基礎

【フットサル戦術】オーバーロードとアイソレーション

フットサルをある程度やっている人で「アイソレーション」という言葉を知らない人は少ないのではないのだろうか。

しかし、「フットサルにおける1vs1」が「アイソレーション」と同義であるという間違った認識をしている人が見受けられる。

またパワープレーの戦術として「オーバーロード」という戦術が存在するが、この言葉をそもそも知らない人が多い印象を受ける。

結論から言うと、オーバーロードとアイソレーションは対義語であり、常に同時に発生する現象である。

つまり、この二つの用語は表裏一体の関係にあるので、同時に押さえておかないといけない戦術である。

今回は、フットサル以外の球技(サッカーやバスケットなど)でも重要視されている戦術、オーバーロードとアイソレーションについて解説する。

オーバーロードとアイソレーションとは

オーバーロードとアイソレーション クワトロ

オーバーロード(overload)とは負荷のかかり過ぎている状態を意味し、ある一定のゾーンに人を密集させる状態を指す。
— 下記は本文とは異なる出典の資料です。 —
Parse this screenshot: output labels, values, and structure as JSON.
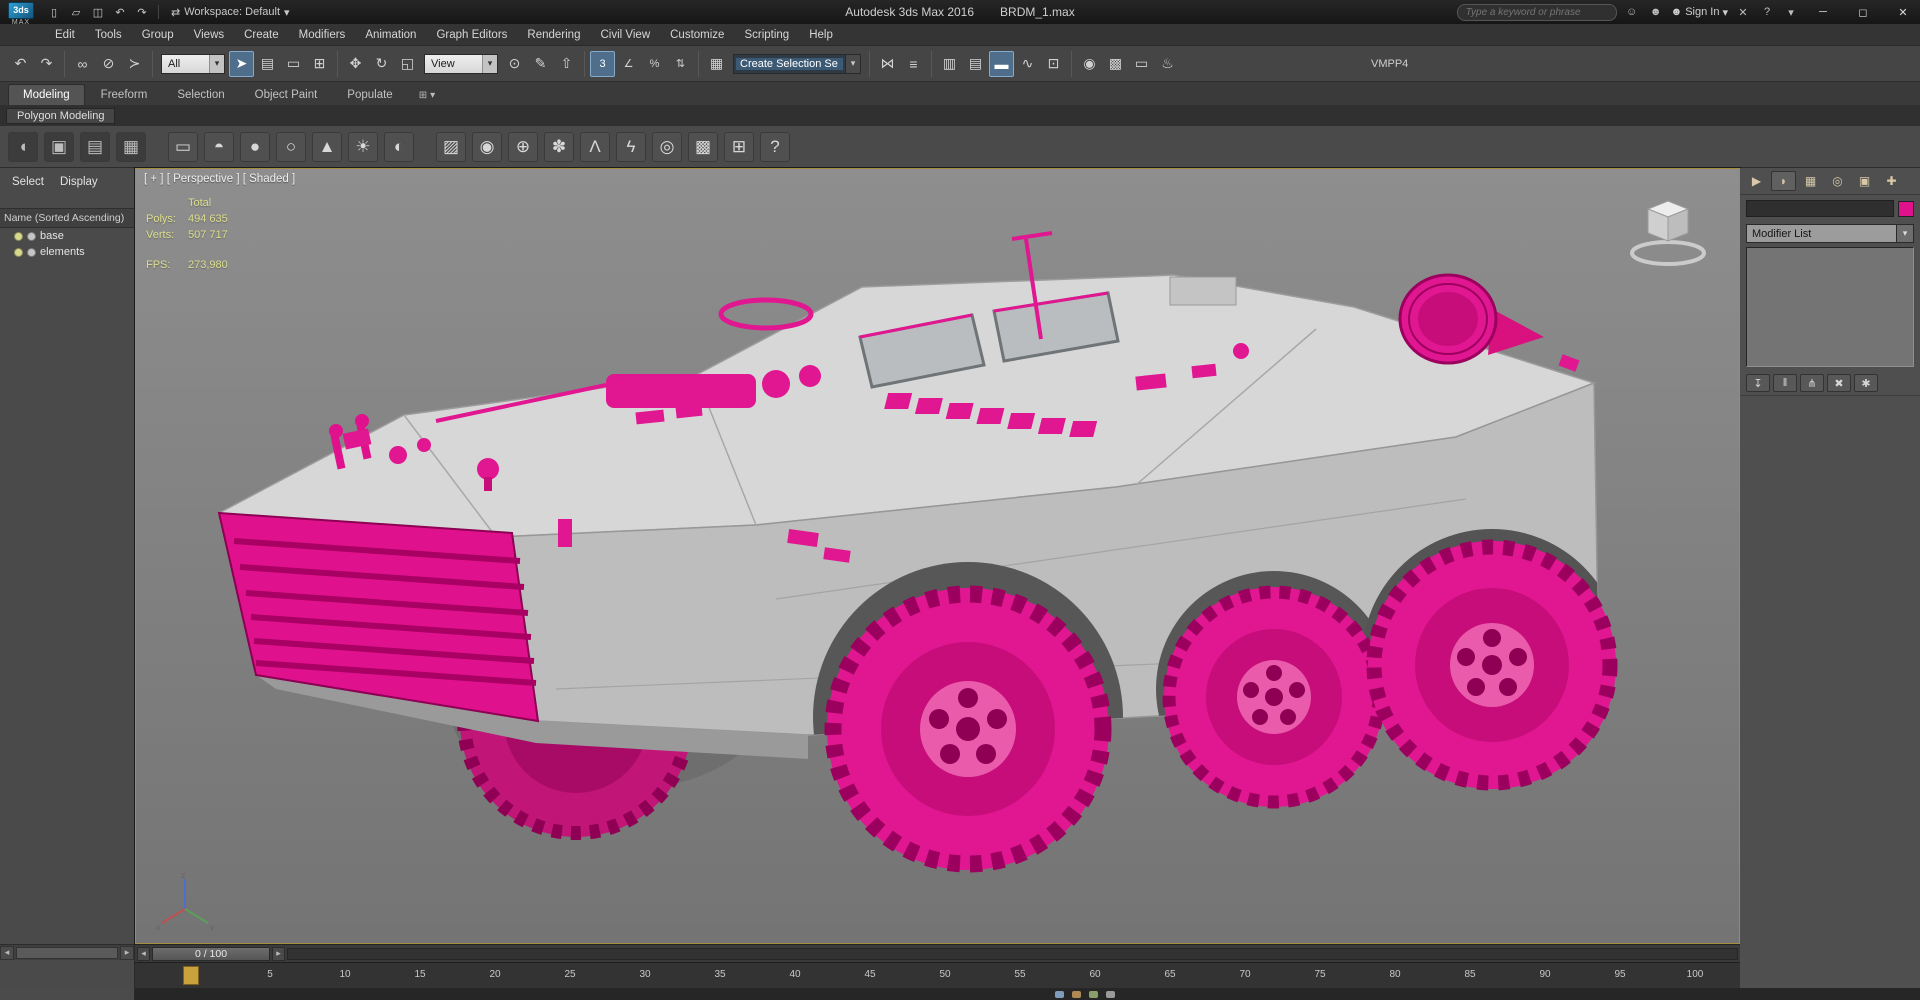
{
  "colors": {
    "accent_pink": "#e0118c",
    "highlight_blue": "#4f6e8c",
    "marker_yellow": "#c9a23d"
  },
  "title_bar": {
    "app_title": "Autodesk 3ds Max 2016",
    "file_name": "BRDM_1.max",
    "workspace_label": "Workspace: Default",
    "search_placeholder": "Type a keyword or phrase",
    "sign_in_label": "Sign In",
    "logo_text": "MAX",
    "logo_mark": "3ds"
  },
  "menu_bar": {
    "items": [
      "Edit",
      "Tools",
      "Group",
      "Views",
      "Create",
      "Modifiers",
      "Animation",
      "Graph Editors",
      "Rendering",
      "Civil View",
      "Customize",
      "Scripting",
      "Help"
    ]
  },
  "toolbar": {
    "selection_filter_value": "All",
    "ref_coord_value": "View",
    "named_selection_placeholder": "Create Selection Se",
    "right_label": "VMPP4"
  },
  "ribbon": {
    "tabs": [
      "Modeling",
      "Freeform",
      "Selection",
      "Object Paint",
      "Populate"
    ],
    "active_tab": "Modeling",
    "panel_label": "Polygon Modeling"
  },
  "scene_explorer": {
    "tabs": [
      "Select",
      "Display"
    ],
    "header": "Name (Sorted Ascending)",
    "items": [
      {
        "label": "base"
      },
      {
        "label": "elements"
      }
    ]
  },
  "viewport": {
    "label": "[ + ] [ Perspective ] [ Shaded ]",
    "stats": {
      "total_label": "Total",
      "polys_label": "Polys:",
      "polys_value": "494 635",
      "verts_label": "Verts:",
      "verts_value": "507 717",
      "fps_label": "FPS:",
      "fps_value": "273,980"
    }
  },
  "command_panel": {
    "modifier_list_label": "Modifier List"
  },
  "timeline": {
    "frame_display": "0 / 100",
    "start_frame": "0",
    "end_frame": "100",
    "ticks": [
      5,
      10,
      15,
      20,
      25,
      30,
      35,
      40,
      45,
      50,
      55,
      60,
      65,
      70,
      75,
      80,
      85,
      90,
      95,
      100
    ]
  },
  "icons": {
    "new": "▯",
    "open": "▱",
    "save": "◫",
    "undo": "↶",
    "redo": "↷",
    "ws-arrows": "⇄",
    "caret-down": "▾",
    "caret-left": "◂",
    "caret-right": "▸",
    "link": "∞",
    "unlink": "⊘",
    "bind": "≻",
    "select": "➤",
    "select-by-name": "▤",
    "region": "▭",
    "window-crossing": "⊞",
    "move": "✥",
    "rotate": "↻",
    "scale": "◱",
    "pivot": "⊙",
    "manipulate": "✎",
    "kbd-override": "⇧",
    "snap-3d": "3",
    "snap-angle": "∠",
    "snap-percent": "%",
    "snap-spinner": "⇅",
    "edit-sel-sets": "▦",
    "mirror": "⋈",
    "align": "≡",
    "scene-explorer": "▥",
    "layer-explorer": "▤",
    "ribbon-toggle": "▬",
    "curve-editor": "∿",
    "schematic": "⊡",
    "material-editor": "◉",
    "render-setup": "▩",
    "rendered-frame": "▭",
    "render": "♨",
    "community": "☺",
    "profile": "☻",
    "session-close": "✕",
    "help": "?",
    "minimize": "─",
    "maximize": "◻",
    "close": "✕",
    "tab-create": "▶",
    "tab-modify": "◗",
    "tab-hierarchy": "▦",
    "tab-motion": "◎",
    "tab-display": "▣",
    "tab-utilities": "✚",
    "pin-stack": "↧",
    "show-end-result": "‖",
    "make-unique": "⋔",
    "remove-modifier": "✖",
    "configure-sets": "✱",
    "m-flyout": "◖",
    "m-display": "▣",
    "m-grid1": "▤",
    "m-grid2": "▦",
    "m-box": "▭",
    "m-dome": "◓",
    "m-sphere": "●",
    "m-ring": "○",
    "m-cone": "▲",
    "m-sun": "☀",
    "m-shaded": "◐",
    "m-hatch": "▨",
    "m-ball": "◉",
    "m-gyro": "⊕",
    "m-foliage": "✽",
    "m-bones": "Λ",
    "m-lightning": "ϟ",
    "m-orb": "◎",
    "m-array": "▩",
    "m-container": "⊞",
    "m-help": "?"
  }
}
一方、アイソレーション(isolation)とは孤立の状態を意味し、ある一定ゾーンに人を孤立させる状態を指す。

上図のようにオーバーロードとアイソレーションは試合中同時に発生し、どのゾーンで区切るかによってその局面におけるオーバーロードとアイソレーションの捉え方は変わってくる。

つまり、その局面をオーバーロードとアイソレーションの状態であるかは人それぞれなのである。

オーバーロードとアイソレーション 偽ピヴォ

このような3 on line(1 line)+1の構成もオーバーロードとアイソレーションの状態と見て取れる。

戦術的意図

オーバーロードとアイソレーションは表裏一体の関係であるため、片方の戦術的意図だけでなく、両方押さえるおくことは非常に重要である。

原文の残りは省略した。